Langkah ini bukan spekulasi jangka pendek. Setelah AS membekukan cadangan devisa Rusia senilai ratusan miliar dolar pada 2022, banyak bank sentral di dunia mulai mempertanyakan keamanan menyimpan kekayaan dalam bentuk obligasi dolar. China mengambil kesimpulan yang sama: emas tidak bisa dibekukan, tidak bisa disanksi, dan tidak bergantung pada sistem keuangan manapun.
Dampaknya mulai terasa luas. Harga emas menembus $5.000 per troy ounce pada awal 2026, level tertinggi dalam beberapa dekade. Sementara itu, dolar AS melemah ke titik terendah dalam empat tahun terakhir di tengah ketidakpastian kebijakan ekonomi Amerika Serikat. ETF emas di China mencatat arus masuk dana terkuat dalam sejarah pada Januari 2026, mencapai $6,2 miliar hanya dalam satu bulan.

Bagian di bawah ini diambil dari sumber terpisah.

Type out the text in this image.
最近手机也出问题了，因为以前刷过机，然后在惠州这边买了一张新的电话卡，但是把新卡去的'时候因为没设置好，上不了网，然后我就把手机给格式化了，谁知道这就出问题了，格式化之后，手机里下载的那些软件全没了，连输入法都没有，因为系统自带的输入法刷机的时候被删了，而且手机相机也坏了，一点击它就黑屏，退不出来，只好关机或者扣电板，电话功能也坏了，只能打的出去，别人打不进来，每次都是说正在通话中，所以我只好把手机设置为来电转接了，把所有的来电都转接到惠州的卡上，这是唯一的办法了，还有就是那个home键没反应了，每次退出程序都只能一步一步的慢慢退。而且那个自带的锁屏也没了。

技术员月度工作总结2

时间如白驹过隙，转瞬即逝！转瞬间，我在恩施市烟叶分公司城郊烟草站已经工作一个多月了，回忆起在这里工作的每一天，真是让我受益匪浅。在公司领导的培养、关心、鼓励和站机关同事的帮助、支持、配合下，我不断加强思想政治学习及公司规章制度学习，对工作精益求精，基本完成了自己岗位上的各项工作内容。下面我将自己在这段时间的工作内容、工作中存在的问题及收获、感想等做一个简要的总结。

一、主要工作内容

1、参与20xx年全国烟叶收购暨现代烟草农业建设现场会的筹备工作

Bagi pasar kripto, rotasi ini punya makna tersendiri. Analis JPMorgan mencatat bahwa tren de-dolarisasi China sejak 2017 kerap bersamaan dengan penguatan emas, dan semakin sering dikaitkan dengan Bitcoin. Ketika kepercayaan terhadap aset berbasis negara melemah, aset yang tidak dikendalikan pihak manapun mulai masuk dalam percakapan cadangan global. Bitcoin, dengan pasokan tetap 21 juta koin, semakin sering disebut dalam konteks ini.
Pertanyaan yang relevan buat kamu sebagai investor: jika bank sentral terbesar di dunia saja aktif mendiversifikasi jauh dari dolar, aset apa yang kamu pegang sebagai lindung nilai hari ini?